IV. Performance Modeling & Profiling

Queueing & service: use λ (arrival) and μ (service) to estimate ρ = ( λ / μ ); as ρ→1, latency grows exponentially—scale or throttle early.
Load testing & saturation: step-ramp (ramp), capture QPS–latency curves and p99 trends; identify bottlenecks (CPU/IO/network/locks/GC) via saturation criteria.
Hotspot localization: flamegraphs/traces + logs; inspect in order: CPU → memory → IO → network; prioritize serialization, shuffle, and RPC optimizations.
Batch/micro-batch tuning: balance throughput–latency via batch_size and window_ms; ensure DQ gates and SLAs remain intact.

V. Scaling Strategies & Elasticity

Horizontal (H): shard by shard_key; choose consistent-hash|range to reduce rebalancing cost; protect hot-keys and fix skew.
Vertical (V): select higher sku_ref (CPU/Mem/GPU/IOPS); assess marginal gains and avoid NUMA pitfalls.
Hybrid: choose H→V or V→H under SLA and budget constraints as a multi-objective optimization.
Autoscaling: trigger on metric (qps/latency_ms.p95/cpu) toward target; set min/max_replicas and cooldown_s for damping.

VI. Cost Metrology & Budget

Cost model: itemize compute/storage/egress/observability; mix on-demand/spot with recorded discounts and interruption policies.
Budget enforcement: alert at warn (80%); at block (100%) enforce throttle/no-scale/degrade policies.
Cost-effectiveness: publish usd_per_kqps, usd_per_mrow unit-cost KPIs for decision support.

VII. Metrology & Units (SI)

Perf/resources: QPS (1/s), T_inf (ms {p50,p95,p99}), ρ (—), net_mbps, size_bytes.
Mandatory: metrology:{units:"SI", check_dim:true}; normalize units first before composing/benchmarking; unify units across charts/reports.
Path quantities: if perf tests involve T_arr-related operators, register delta_form, path="gamma(ell)", measure="d ell", and use one of:
- T_arr = ( 1 / c_ref ) * ( ∫ n_eff d ell )
- T_arr = ( ∫ ( n_eff / c_ref ) d ell ), and pass check_dim.
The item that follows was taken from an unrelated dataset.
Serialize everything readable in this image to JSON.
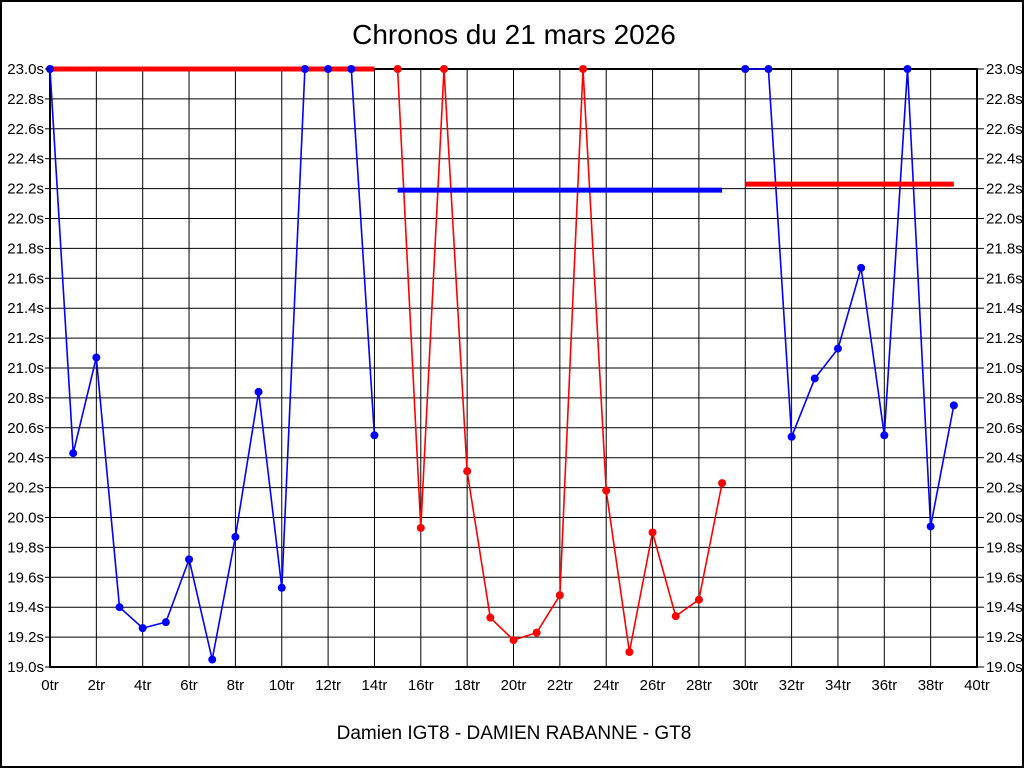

VIII. Machine-Readable Fragment (Drop-in)

performance:

workload: {mode:"micro-batch", batch_size:2048, parallelism:{workers:32, threads_per_worker:2}}

targets: {qps:{value:9000}, latency_ms:{p50:5,p95:20,p99:40}, utilization_rho:{max:0.75}}

profiling:{tools:["perf","flamegraph"], sampling_interval_ms:50, hotspots:["serialization","network"]}

pressure_test:{stages:["transform","feature","export"], ramp:{from_qps:2000,to_qps:12000,step:1000,dwell_s:120},

saturation_criteria:["latency_ms.p99>48","ρ>0.85"]}

scaling:

strategy: "hybrid"

horizontal: {shard_key:"entity_id", rebalance:"consistent-hash"}

vertical: {sku_ref:"c16m128", max_sku:"c32m256"}

autoscale: {enabled:true, metric:"latency_ms.p95", target:18, min_replicas:8, max_replicas:64, cooldown_s:120}

cost:

model: {compute:{on_demand_usd_per_h:0.52, spot_discount:0.55}, storage:{usd_per_gb_mo:0.023}, egress:{usd_per_gb:0.09}}

budget:{currency:"USD", monthly_cap:8000, alert_thresholds:{warn:0.8, block:1.0}}

mix: {on_demand_ratio:0.5, spot_ratio:0.5}

reporting:{window:"P30D", breakdown:["compute","storage","egress","observability"]}

metrology:{units:"SI", check_dim:true}

IX. Lint Rules (Excerpt, Normative)

lint_rules:

- id: PERF.TARGETS_DEFINED

when: "$.performance.targets"

assert: "has_keys(qps, latency_ms, utilization_rho)"

level: error

- id: PERF.RAMP_VALID

when: "$.performance.pressure_test.ramp"

assert: "value.from_qps > 0 and value.to_qps > value.from_qps and value.step > 0"

level: error

- id: SCALE.AUTOSCALE_BOUNDS

when: "$.scaling.autoscale"

assert: "value.enabled == false or (value.min_replicas >= 1 and value.max_replicas >= value.min_replicas)"

level: error

- id: COST.BUDGET_DEFINED

when: "$.cost.budget"

assert: "has_keys(currency, monthly_cap) and value.monthly_cap > 0"

level: error

- id: METROLOGY.SI_AND_CHECKDIM

when: "$.metrology"

assert: "units == 'SI' and check_dim == true"

level: error

X. Export Manifest & Reports

export_manifest:

version: "v1.0"

artifacts:

- {path:"perf/qps_latency_curve.csv", sha256:"..."}

- {path:"perf/flamegraph.svg", sha256:"..."}

- {path:"scaling/autoscale_history.csv", sha256:"..."}

- {path:"cost/monthly_breakdown.csv", sha256:"..."}

- {path:"capacity/plan.yaml", sha256:"..."}

references:

- "EFT.WP.Core.DataSpec v1.0:EXPORT"

- "EFT.WP.Core.Metrology v1.0:check_dim"

XI. Chapter Compliance Checklist

Targets & profiles defined: QPS/latency_ms/ρ targets explicit; load test/profile reproducible; hotspots evidenced.
Scaling strategies & bounds complete: H/V/hybrid and autoscale parameters reasonable; coordinated with Ch.10 scheduling/resources.
Cost model, budget & alert thresholds clear; unit-cost KPIs and resource utilization traceable.
SI metrology with check_dim=true; if T_arr appears, delta_form/path/measure registered and validated.
Export manifest lists perf curves/flamegraphs/auto-scale history/cost breakdown/capacity plan with sha256, satisfying release gates.